This is the sixth installment of “Rereading Akunin” focusing on The Winter Queen. For the introduction to the series, and subsequent installments, go here.
The only plot point that screams “Russian literary classic” as loud as a duel is watching a nest of gentry throwing their lives away in a game of cards. Both are useful devices for portraying a conflict that is simultaneously a clash of wills and a game of chance, while keeping physical action to a minimum. Life-and-death struggles rarely get more elegant than this.
In which the jack of spades turns up most inopportunely
Fandorin sits at the card table, daring the reader to play “spot the Russian literary allusion.” Never a cheat, Akunin wears his influence on his sleeves, rather than using them to hide his cards: the game they play is stoss, for God’s sake. A variant of Faro, stoss is best remembered as the title of Lermontov’s last, unfinished work, involving painting, gambling, and ghosts.
Where Lermontov’s “Shtoss” ends on a cliffhanger (telling us the protagonist has made a decision, but not what the decision was), Chapter Seven of The Winter Queen finishes on a much more decisively ominous note.
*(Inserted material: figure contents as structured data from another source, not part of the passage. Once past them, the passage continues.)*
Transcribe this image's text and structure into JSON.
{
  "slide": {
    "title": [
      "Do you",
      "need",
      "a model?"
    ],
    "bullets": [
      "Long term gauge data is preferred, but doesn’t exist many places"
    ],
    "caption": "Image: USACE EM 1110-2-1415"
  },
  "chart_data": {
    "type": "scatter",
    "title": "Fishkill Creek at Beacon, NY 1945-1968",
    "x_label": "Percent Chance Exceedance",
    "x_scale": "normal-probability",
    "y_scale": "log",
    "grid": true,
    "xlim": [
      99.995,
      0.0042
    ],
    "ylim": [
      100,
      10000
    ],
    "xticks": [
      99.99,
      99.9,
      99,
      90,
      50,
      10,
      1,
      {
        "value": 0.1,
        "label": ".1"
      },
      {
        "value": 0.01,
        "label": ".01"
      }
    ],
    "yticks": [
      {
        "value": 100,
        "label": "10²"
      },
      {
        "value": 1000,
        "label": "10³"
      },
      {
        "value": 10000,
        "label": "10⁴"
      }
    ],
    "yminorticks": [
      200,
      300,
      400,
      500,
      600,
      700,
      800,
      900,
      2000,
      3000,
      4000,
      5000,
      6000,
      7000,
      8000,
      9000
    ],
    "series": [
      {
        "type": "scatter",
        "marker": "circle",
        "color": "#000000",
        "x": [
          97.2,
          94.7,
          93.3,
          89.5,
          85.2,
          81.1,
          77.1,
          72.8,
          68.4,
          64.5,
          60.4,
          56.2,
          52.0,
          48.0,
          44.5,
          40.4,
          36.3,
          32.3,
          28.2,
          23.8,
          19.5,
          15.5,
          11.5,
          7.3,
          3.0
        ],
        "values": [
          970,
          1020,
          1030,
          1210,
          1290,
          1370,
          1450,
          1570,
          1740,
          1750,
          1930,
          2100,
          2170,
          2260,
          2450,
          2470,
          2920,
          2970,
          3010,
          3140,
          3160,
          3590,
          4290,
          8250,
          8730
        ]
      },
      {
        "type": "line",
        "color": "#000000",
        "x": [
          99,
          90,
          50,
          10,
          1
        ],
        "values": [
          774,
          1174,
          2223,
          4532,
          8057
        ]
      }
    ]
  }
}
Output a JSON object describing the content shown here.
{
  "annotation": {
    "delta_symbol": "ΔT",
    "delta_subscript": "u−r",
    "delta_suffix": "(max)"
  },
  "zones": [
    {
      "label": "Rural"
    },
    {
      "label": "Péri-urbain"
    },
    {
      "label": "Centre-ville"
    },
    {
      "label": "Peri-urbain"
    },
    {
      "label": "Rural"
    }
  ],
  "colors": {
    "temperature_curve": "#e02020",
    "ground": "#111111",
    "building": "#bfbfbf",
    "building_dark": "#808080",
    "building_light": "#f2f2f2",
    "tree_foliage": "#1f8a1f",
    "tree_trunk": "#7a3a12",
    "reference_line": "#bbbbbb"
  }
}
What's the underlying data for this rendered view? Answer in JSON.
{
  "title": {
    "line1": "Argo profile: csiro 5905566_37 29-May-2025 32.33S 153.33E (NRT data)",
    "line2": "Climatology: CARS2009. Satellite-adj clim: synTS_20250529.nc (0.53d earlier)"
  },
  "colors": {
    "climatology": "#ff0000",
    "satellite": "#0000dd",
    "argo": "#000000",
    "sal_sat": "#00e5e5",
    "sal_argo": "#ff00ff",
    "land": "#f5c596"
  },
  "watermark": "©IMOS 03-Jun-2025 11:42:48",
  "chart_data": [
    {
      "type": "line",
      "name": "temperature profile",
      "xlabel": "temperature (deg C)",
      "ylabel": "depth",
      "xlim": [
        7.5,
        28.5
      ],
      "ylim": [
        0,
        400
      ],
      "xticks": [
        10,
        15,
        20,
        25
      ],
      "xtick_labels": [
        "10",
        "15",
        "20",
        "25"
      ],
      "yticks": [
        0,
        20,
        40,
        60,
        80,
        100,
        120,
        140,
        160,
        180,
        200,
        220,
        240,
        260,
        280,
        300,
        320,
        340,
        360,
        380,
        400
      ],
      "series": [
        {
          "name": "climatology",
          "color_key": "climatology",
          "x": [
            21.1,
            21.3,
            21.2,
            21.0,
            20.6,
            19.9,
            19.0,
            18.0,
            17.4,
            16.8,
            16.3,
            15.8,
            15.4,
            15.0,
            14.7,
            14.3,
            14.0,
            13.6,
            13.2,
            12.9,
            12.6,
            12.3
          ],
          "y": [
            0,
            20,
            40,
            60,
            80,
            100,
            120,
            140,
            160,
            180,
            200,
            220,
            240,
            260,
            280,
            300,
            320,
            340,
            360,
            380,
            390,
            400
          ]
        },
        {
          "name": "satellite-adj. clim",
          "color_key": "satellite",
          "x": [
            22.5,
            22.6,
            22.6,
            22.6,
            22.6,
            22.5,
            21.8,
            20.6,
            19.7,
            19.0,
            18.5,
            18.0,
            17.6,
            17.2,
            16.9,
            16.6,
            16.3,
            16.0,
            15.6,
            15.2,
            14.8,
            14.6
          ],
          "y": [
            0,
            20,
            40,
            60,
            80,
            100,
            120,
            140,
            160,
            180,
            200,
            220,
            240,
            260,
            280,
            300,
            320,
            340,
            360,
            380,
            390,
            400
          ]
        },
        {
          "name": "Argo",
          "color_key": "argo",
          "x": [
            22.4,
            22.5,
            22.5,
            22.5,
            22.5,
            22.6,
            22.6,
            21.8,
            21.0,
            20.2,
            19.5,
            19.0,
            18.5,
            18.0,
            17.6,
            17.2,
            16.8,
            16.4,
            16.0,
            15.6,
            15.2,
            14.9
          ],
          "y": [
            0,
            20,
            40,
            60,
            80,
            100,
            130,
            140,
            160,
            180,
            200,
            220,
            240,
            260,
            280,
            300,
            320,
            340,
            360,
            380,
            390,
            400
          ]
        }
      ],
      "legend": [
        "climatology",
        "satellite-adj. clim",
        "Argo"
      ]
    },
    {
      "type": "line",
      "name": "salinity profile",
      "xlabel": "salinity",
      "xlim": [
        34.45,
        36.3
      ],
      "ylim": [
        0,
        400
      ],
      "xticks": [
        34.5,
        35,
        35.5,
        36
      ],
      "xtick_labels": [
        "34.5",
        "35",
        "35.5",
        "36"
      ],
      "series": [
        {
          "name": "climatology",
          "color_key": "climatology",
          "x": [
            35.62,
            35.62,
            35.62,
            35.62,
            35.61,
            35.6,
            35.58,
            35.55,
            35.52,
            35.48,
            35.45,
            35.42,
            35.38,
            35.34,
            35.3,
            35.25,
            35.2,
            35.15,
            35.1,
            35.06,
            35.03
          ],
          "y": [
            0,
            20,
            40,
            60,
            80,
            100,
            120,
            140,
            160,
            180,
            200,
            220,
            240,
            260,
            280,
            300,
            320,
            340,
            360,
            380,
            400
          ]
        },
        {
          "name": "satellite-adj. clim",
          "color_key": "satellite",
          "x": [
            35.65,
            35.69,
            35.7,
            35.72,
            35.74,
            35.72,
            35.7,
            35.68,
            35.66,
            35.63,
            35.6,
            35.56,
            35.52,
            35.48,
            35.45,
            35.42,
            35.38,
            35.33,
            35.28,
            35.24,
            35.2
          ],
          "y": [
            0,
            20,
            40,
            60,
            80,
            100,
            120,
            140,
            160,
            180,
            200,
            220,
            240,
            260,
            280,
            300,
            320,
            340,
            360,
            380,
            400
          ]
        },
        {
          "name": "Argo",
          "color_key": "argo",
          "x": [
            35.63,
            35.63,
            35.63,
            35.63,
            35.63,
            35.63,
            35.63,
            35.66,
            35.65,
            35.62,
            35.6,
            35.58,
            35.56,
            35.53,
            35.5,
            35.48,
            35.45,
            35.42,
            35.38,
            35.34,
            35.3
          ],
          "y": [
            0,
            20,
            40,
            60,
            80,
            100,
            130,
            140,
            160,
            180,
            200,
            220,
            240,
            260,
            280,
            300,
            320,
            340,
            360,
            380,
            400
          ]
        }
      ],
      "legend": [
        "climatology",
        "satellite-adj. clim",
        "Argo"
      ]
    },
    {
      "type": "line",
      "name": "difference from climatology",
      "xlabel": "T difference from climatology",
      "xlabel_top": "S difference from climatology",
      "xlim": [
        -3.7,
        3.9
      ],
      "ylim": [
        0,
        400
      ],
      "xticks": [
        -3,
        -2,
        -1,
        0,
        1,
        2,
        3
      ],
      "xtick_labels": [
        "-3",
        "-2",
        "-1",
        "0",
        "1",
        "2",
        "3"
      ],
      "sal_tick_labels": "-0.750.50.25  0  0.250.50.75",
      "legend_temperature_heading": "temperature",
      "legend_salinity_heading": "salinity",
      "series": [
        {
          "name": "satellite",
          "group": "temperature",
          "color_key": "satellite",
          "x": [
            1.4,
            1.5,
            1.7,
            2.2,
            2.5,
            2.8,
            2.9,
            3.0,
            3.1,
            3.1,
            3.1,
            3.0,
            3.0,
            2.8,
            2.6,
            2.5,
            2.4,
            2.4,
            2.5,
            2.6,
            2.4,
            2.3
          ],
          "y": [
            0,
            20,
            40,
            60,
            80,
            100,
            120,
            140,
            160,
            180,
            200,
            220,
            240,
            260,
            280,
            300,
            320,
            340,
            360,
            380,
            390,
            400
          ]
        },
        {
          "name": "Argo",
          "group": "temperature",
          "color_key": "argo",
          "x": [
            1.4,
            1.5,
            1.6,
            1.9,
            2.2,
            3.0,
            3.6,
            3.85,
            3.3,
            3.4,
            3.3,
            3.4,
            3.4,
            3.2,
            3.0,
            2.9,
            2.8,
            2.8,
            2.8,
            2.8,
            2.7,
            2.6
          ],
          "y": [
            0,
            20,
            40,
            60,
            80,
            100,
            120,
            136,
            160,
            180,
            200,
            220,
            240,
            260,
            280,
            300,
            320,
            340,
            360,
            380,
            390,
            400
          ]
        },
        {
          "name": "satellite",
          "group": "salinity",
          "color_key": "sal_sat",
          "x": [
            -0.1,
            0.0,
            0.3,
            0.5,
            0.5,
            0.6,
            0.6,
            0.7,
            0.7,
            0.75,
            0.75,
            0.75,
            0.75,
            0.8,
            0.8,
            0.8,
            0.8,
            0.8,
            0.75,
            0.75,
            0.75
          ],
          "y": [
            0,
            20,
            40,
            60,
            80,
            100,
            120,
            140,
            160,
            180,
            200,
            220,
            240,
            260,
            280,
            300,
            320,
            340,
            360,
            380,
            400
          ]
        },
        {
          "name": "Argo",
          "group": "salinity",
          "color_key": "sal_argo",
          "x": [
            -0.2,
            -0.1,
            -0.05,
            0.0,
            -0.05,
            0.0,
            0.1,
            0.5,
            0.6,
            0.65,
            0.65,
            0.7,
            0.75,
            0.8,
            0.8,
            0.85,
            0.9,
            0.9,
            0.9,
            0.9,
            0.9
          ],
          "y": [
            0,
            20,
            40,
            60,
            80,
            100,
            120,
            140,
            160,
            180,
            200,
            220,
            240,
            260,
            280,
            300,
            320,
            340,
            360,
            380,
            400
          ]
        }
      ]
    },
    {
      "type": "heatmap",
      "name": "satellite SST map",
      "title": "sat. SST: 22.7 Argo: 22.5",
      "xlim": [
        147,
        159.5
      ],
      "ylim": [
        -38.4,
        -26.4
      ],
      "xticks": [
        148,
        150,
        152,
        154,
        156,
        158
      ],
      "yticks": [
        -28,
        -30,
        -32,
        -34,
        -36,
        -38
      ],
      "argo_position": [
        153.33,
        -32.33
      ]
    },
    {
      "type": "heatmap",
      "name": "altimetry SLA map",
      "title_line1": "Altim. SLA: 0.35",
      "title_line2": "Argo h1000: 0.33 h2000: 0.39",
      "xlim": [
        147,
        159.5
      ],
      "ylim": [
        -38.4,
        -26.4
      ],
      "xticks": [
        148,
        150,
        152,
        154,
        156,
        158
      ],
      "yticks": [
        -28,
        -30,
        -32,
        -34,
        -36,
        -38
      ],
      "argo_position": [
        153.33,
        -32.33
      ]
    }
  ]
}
Zurov plays the queen of diamonds (“That’s Venus…She always comes to my rescue”), and Fandorin is stuck with the jack of spades. Put the two together, and of course you get the queen of spades, the title of Pushkin’s famous story of haunting and obsession. In Pushkin’s story, the queen of spades was connected to Hermann’s guilty conscience, and to the figure of the old woman who possessed a fatal secret. But surely Fandorin doesn’t know any old women hiding secrets, does he?
In which Fandorin’s career prospects appear to improve
When he loses, Fandorin proves much luckier at Russian (sorry, American) roulette, impressing Zurov so much that they end up drinking bruderschaft. We are back on Lermontov territory, this time with allusions to “The Fatalist” from Hero of Our Time. Zurov takes pity on Fandorin, whom he assumes is hopelessly smitten with Amalia Bezhetskaya, and gives him a lead: under the name “Miss Olsen,” she is staying in London at a hotel called (wait for it) “The Winter Queen.” Yes, Akunin’s British publishers replaced a title named after a demon (Azazel) with a title named after a hotel. To be fair, though, most native speakers of English can at least pronounce “The Winter Queen.”
Fandorin exits, pursued not by a bear, but by a servant, who hands him his winnings.
That night, Fandorin returns to Pushkin and Lermontov territory, having a Mysterious Dream: he is back in school, with fellow pupils Brilling and Akhtyrtsev, as well as Amalia and Lizanka (whose presence he chalks up to progressive British models of coeducation, since their teacher is Lady Astair). In “Queen of Spades,” Hermann, who has been courting a young woman named Lizaveta in order to get a gambling secret from an old countess, dreams of the old lady after her death. Here Fandorin dreams that an old lady (Astair) declares Liza an orphan, only to have that same status claimed by the man who killed Akhtyrtsev.
It’s all very Romantic, and mildly Freudian (mixed-up parental figures and Oedipal declarations that the parents are dead); the scene is easily dismissed as both obligatory (how can we have this sort of story with a dream?) and desultory (a dutiful mid-book attempt to inject some actual psychology and interiority into a narrative that so far shows little of either). But it is also a message from Fandorin’s unconscious to keep an eye on Lady Astair.
When he awakens, Fandorin is in the office, and Brilling sends him on assignment to London to investigate Amalia, after Fandorin convinces his boss of the mission’s necessity (along the way appropriating Brilling’s annoying habit of enumerating evidence (“That’s one…that’s two”) that will forever be Fandorin’s second most ostentatious verbal tic. Oh, and Fandorin gets promoted again, something that seems to happen every three chapters or so.
Fandorin is lucky, indeed. In just two more books, he’ll be promoted to “runaway bestseller.”